Ничего не осталось от прежнего карнавального, хоть и с потусторонними вылазками, веселья его петербургско-венецианских масок. Шемякин дал себе волю - работает самозабвенно, погружаясь в стихию солипсизма, без оглядки на зрителя. Жанрово, может быть, и маргинальные, эти смертные видения Шемякина пробивают брешь в его собственной традиции. Именно этим своим качеством они мне и близки, независимо оттого, близки ли они тематически, эстетически либо душевно: в конце концов искушение у каждого свое - одному оно является мурлом, а другому, наоборот, прелестницей. Гиблое это дело в искусстве инерция, дубли, автоцитаты, тавтология. Забыл, по какому поводу, да и неважно, - Шемякин цитирует коллегу-приятеля: "Ну, хватит, Миша, на легенду мы уже наработали!" Однако вместо того, чтобы подводить итоги, прославленный и тем не менее - упорно антиистеблишментный Шемякин начинает все сначала, как дебютант, будто нет за его спиной более трех десятилетий художественного опыта. Редко кто себе такое позволяет.

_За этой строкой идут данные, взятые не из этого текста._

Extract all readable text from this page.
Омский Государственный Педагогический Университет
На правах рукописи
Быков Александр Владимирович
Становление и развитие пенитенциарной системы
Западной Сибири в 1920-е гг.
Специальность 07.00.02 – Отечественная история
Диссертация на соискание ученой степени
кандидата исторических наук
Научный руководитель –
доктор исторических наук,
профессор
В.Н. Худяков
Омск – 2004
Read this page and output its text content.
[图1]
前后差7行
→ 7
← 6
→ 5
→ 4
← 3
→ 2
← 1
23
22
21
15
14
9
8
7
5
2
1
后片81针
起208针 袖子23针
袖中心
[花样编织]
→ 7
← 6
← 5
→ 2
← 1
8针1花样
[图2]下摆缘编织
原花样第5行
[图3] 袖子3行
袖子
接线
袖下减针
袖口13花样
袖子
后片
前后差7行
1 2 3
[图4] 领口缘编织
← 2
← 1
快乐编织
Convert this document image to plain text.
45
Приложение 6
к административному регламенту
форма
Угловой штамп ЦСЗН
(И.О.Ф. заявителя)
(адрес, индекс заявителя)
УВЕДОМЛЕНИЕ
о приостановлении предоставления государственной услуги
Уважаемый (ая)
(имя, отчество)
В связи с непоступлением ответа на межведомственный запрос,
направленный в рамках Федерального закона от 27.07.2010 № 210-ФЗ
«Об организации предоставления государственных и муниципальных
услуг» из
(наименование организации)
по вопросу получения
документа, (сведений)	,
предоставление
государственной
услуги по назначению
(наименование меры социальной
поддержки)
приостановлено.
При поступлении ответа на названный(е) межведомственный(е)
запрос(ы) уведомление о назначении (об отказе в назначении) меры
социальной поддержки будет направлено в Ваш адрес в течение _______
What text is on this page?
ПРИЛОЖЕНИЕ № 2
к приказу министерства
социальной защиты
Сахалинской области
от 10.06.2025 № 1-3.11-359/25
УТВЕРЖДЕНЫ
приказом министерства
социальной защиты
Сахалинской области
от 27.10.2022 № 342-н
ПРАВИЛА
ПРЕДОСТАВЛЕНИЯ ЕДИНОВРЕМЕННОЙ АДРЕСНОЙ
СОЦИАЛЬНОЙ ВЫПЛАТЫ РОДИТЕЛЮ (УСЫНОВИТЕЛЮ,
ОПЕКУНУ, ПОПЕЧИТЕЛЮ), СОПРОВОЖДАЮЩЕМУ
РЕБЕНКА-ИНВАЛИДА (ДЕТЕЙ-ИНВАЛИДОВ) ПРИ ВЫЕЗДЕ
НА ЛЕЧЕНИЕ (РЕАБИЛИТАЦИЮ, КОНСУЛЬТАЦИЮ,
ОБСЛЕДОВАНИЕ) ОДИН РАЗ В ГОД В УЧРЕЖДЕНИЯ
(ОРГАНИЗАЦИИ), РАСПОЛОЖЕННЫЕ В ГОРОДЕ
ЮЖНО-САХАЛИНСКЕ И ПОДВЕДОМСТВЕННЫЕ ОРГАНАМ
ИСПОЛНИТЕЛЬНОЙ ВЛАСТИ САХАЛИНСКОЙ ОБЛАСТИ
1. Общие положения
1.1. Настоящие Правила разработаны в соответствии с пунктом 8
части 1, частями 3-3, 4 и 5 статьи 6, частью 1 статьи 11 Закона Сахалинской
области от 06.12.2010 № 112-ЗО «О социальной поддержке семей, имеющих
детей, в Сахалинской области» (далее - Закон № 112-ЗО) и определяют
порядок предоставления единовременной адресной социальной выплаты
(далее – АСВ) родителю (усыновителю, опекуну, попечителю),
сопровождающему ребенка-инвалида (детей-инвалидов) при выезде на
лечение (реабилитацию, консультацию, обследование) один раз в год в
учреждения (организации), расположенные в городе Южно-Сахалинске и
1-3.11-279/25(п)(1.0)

Несомненно, такой Шемякин - с его болезненным упором на кошмарах бытия и сюжетным смертолюбием, с искаженными, разъятыми, распятыми персонажами, с разбрызганными, как грязные кляксы, акварелями, застрявшими где-то между фигуративно-предметным и отвлеченным искусством - кого-то из своих поклонников может и отвратить. Случается сплошь и рядом. Вспомним, к примеру, как Пушкин к концу 20-х потерял прежних читателей, обогнав и оставив их далеко позади в своем художественном развитии. Однако в подобных реминисценциях нет ничего утешительного. В любой разведке - в том числе, творческой, - всегда есть смертельный риск.
По примеру художника, но рискуя куда меньше, идет автор этого эссе, пытаясь по эмбриону судить о будущем Шемякина.
Будущий Шемякин
Шемякин воздвиг себе памятник - вполне рукотворный. Он стоит у него в парке, а до того побывал на его выставках в Нью-Йорке, Москве, Санкт-Петербурге, в старинном замке Ледреборге, недалеко от Копенгагена, где, кстати, именитые гости не поверили хозяину герцогу Холстайну, что вот эта и другие скульптуы Шемякина сделаны их современником, а не далеким предком. Такова магия подлинного искусства. Вообще, ансамблевой скульптуре Шемякина тесно в музейных залах, они рвутся на просторы улиц, площадей, набережных, парков и кладбищ. Мне почему-то жаль, что не Шемякину был заказан надгробный памятник Владимиру Высоцкому, с которым его связывала дружба и чей четырехтомник с иллюстрациями и альбом пластинок он выпустил на свои деньги. А не для кладбища ли предназначил он свой конный автопортрет? Продавать его Шемякин, во всяком случае, отказывается наотрез. Как плотник загодя мастерит себе гроб, так и Шемякин заранее соорудил этот великолепный надгробный памятник.